The truth was that what energy Olivier had left over was devoted almost exclusively to Vivien Leigh. The successful production of “The Doctor’s Dilemma” had brought her to London – “Amazing, the appeal of the film star,” wrote Gielgud superciliously. “She is still madly in love with her husband – who adores her – and is convinced he is a much greater person than herself,” Cecil Beaton wrote in his diary. William Wyler, who saw them several times at this period, agreed that they were “still very much the newly-weds – and it’s very refreshing to see”. About her feelings for him there can be no doubt; Selznick’s London office assured him that the only reason she did not honour her contractual obligations and return to Hollywood was that Olivier forbade it: “She is
still terribly in love with him” and “refuses to listen to any criticism of Larry”. Olivier’s feelings are not quite so clear cut. “No-one has ever been made so happy as Vivien makes me,” he wrote in September 1942. “She’s my whole life.” But there are some suggestions that he was beginning to find her devotion a little oppressive and to be alarmed at the force of her emotions. The situation was complicated by her failing health. In 1944 she was diagnosed with tuberculosis. She seemed to have recovered and was at work on a film of “Caesar and Cleopatra” when she found that she was pregnant. She should have given up the part but filming was by then far advanced and she struggled on.

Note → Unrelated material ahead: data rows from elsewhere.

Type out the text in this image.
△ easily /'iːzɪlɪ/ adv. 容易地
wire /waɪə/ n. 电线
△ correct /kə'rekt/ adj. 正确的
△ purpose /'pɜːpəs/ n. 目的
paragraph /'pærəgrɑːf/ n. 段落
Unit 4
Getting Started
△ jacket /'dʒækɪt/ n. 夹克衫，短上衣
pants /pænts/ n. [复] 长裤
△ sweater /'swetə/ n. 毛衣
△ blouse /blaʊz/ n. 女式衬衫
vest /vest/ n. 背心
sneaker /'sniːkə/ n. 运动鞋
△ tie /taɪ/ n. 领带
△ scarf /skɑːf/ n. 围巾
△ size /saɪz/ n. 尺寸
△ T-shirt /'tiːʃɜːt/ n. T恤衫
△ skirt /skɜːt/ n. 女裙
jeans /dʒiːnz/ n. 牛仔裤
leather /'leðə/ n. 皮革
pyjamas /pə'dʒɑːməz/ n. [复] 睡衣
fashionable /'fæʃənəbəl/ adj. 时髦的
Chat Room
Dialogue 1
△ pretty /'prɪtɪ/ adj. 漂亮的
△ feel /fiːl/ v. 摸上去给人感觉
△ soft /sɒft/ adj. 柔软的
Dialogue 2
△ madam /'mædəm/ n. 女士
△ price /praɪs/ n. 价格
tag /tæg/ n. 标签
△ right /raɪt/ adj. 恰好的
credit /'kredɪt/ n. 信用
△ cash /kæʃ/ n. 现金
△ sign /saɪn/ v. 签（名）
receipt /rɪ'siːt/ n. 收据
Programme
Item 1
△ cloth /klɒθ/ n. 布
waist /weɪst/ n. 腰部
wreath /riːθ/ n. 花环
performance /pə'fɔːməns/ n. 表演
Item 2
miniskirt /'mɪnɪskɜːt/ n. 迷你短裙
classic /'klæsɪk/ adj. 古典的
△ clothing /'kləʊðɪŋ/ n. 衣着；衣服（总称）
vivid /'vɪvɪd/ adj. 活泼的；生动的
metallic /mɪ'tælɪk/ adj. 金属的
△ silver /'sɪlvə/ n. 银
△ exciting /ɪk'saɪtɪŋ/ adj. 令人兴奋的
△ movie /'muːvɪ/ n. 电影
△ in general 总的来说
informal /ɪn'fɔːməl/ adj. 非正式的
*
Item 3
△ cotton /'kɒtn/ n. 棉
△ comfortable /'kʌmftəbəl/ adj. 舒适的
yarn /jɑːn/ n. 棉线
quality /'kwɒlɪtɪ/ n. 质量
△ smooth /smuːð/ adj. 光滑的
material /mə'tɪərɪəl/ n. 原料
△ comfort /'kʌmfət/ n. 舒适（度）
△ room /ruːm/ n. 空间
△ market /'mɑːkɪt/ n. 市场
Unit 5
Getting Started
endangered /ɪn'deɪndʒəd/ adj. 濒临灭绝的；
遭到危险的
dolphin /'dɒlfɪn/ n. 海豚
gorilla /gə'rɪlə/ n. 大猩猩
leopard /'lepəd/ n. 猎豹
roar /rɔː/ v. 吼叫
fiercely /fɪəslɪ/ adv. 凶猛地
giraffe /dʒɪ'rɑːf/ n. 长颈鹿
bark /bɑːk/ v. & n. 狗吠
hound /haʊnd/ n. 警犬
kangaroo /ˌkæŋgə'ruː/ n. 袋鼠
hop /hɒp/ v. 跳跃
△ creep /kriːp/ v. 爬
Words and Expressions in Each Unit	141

One scene, in which she had to beat an offending slave, proved too taxing for her. She collapsed, miscarried and suffered a fresh bout of tuberculosis. Grief for her lost baby and the protracted nature of her recovery did permanent damage to her psychological balance. She had always been subject to violent mood swings; after this trauma they became dramatically worse. The marriage between Laurence Olivier and Vivien Leigh would endure for many years yet, but it was under threat. It was not, to employ a trite but telling phrase, the beginning of the end, but it was the end of the beginning.
11

*

Olivier himself had other and, if he was honest with himself, more important things on his mind. He was about to embark on the enterprise by which he is best remembered and which established him most firmly as a figure celebrated not only in his own country but across the world.